Several new drugs have become available for treating advanced prostate cancer in the past year and a half. E. David Crawford, MD, head of urologic oncology at University of Colorado (UC) Hospital and an investigator at the UC Cancer Center, both in Aurora, and UC colleague Thomas W. Flaig, MD, recently published a review of these agents. Dr. Crawford talks to Renal & Urology News about the possible ways in which these drugs might be used.
Why did you undertake this review of new agents for the treatment of prostate cancer? (Oncology [Williston Park] 2012;26:70-77)?
Dr. Crawford: For the past few decades, there really hasn’t been a significant amount of progress in advanced prostate cancer. The last landmark thing—the positive studies with docetaxel [Taxotere, from sanofi-aventis] in castrate-resistant prostate cancer—was almost 10 years ago.
But in the past 18 months four new drugs, all with different mechanisms of action, have been approved, and we have three more in the wings. This has created a lot of excitement in how these things are going to fall into place, how they’re going to be sequenced.
I’m on the editorial board of Oncology, and when I suggested this as a hot topic, they said, “Okay, write it!” So Tom Flaig and I did. It was a lot of work, but a lot of it was just our opinion. Maybe other people don’t agree with our outlook for future sequencing of therapy for advanced prostate cancer.

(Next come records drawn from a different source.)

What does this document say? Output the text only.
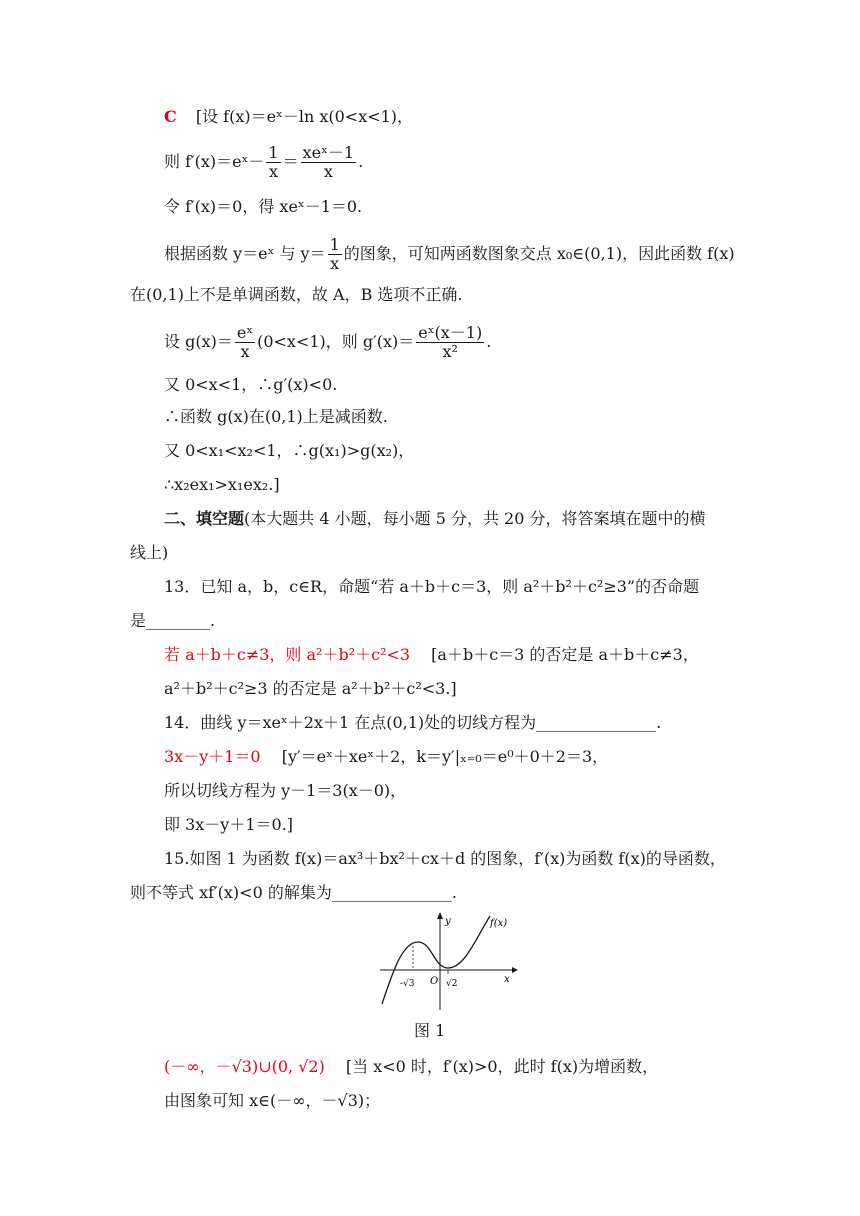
C [设 f(x)＝eˣ－ln x(0<x<1)，
则 f′(x)＝eˣ－ $\frac{1}{x} = \frac{\text{xeˣ－1}}{x}$ .
令 f′(x)＝0，得 xeˣ－1＝0.
根据函数 y＝eˣ 与 $y= \frac{1}{x}$ 的图象，可知两函数图象交点 x₀∈(0,1)，因此函数 f(x)
在(0,1)上不是单调函数，故 A，B 选项不正确.
设 $g(x)= \frac{\text{eˣ}}{x} (0<x<1)$，则 $g'(x)= \frac{\text{eˣ(x－1)}}{\text{x²}}$ .
又 0<x<1，∴g′(x)<0.
∴函数 g(x)在(0,1)上是减函数.
又 0<x₁<x₂<1，∴g(x₁)>g(x₂)，
∴x₂ex₁>x₁ex₂.]
二、填空题(本大题共 4 小题，每小题 5 分，共 20 分，将答案填在题中的横
线上)
13．已知 a，b，c∈R，命题“若 a＋b＋c＝3，则 a²＋b²＋c²≥3”的否命题
是________.
若 a＋b＋c≠3，则 a²＋b²＋c²<3 [a＋b＋c＝3 的否定是 a＋b＋c≠3，
a²＋b²＋c²≥3 的否定是 a²＋b²＋c²<3.]
14．曲线 y＝xeˣ＋2x＋1 在点(0,1)处的切线方程为_______________.
3x－y＋1＝0 [y′＝eˣ＋xeˣ＋2，k＝y′|ₓ₌₀＝e⁰＋0＋2＝3，
所以切线方程为 y－1＝3(x－0)，
即 3x－y＋1＝0.]
15.如图 1 为函数 f(x)＝ax³＋bx²＋cx＋d 的图象，f′(x)为函数 f(x)的导函数，
则不等式 xf′(x)<0 的解集为_______________.
y
x
f(x)
O
-√3	√2
图 1
(－∞，－√3)∪(0, √2) [当 x<0 时，f′(x)>0，此时 f(x)为增函数，
由图象可知 x∈(－∞，－√3)；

Why did we have an 8.5-year lull after docetaxel, and then this flurry of activity in the past 18 months?
Dr. Crawford: The interest in docetaxel sparked a lot of trials of combinations of docetaxel and novel new agents. Unfortunately, none of those trials turned out a super-winner. Therefore, there was a hiatus of a number of years where these doublets with docetaxel were evaluated.
Parallel to that were discoveries that this cancer is androgen-dependent. Everybody kind of thought, “Well, it’s androgen-independent or hormone-refractory.” Those two terms were replaced with “castrate-resistant,” which means that it’s resistant, but you can overcome that resistance by further lowering testosterone. That led to [the use of] ketoconazole over a decade ago, which worked a little bit.
But what really moved things forward were the studies with abiraterone [Zytiga, Janssen], an oral inhibitor of CYP17, which lowered testosterone more, and you got a response, and MDV3100 [from Medivation], which is a new-generation anti-androgen, and the immunotherapy [sipuleucel-T, or Provenge, from Dendreon]. So the seeds were planted, and they grew and blossomed all at the same time.
It used to be that for advanced disease we had hormone therapy, and if that failed, we tried chemotherapy. [This approach] never showed anything positive. I was chairman of the genitourinary cancer committee at Southwest Oncology Group for 28 years and we studied every drug known to mankind in advanced refractory prostate cancer, and nothing really worked.
Then the big trial with docetaxel showed a modest survival benefit of two to three months. That was the first step forward, and it generated a lot of excitement and the development of these other drugs.
So what new drugs do urologic oncologists have at their disposal?
Dr. Crawford: We have sipuleucel-T, a novel immunotherapeutic agent—the only approved immunotherapeutic agent for cancer. It results in a survival benefit of four-plus months. We have a new bone agent, denosumab [Prolia and Xgeva, from Amgen], an inhibitor of the RANKL protein. We have abiraterone, which is new and has a novel mechanism of action in castrate-resistant prostate cancer. A recent study of abiraterone in the pre-chemotherapy setting was apparently positive. We have cabazitaxel [Jevtana, from sanofi-aventis], which is another chemotherapeutic agent.*
The question is, what do we do with these drugs? So Tom Flaig and I reviewed those agents—what the studies were—and we included a figure showing where we were in 2009, where we are in 2012, and then we discussed where we might be beyond that.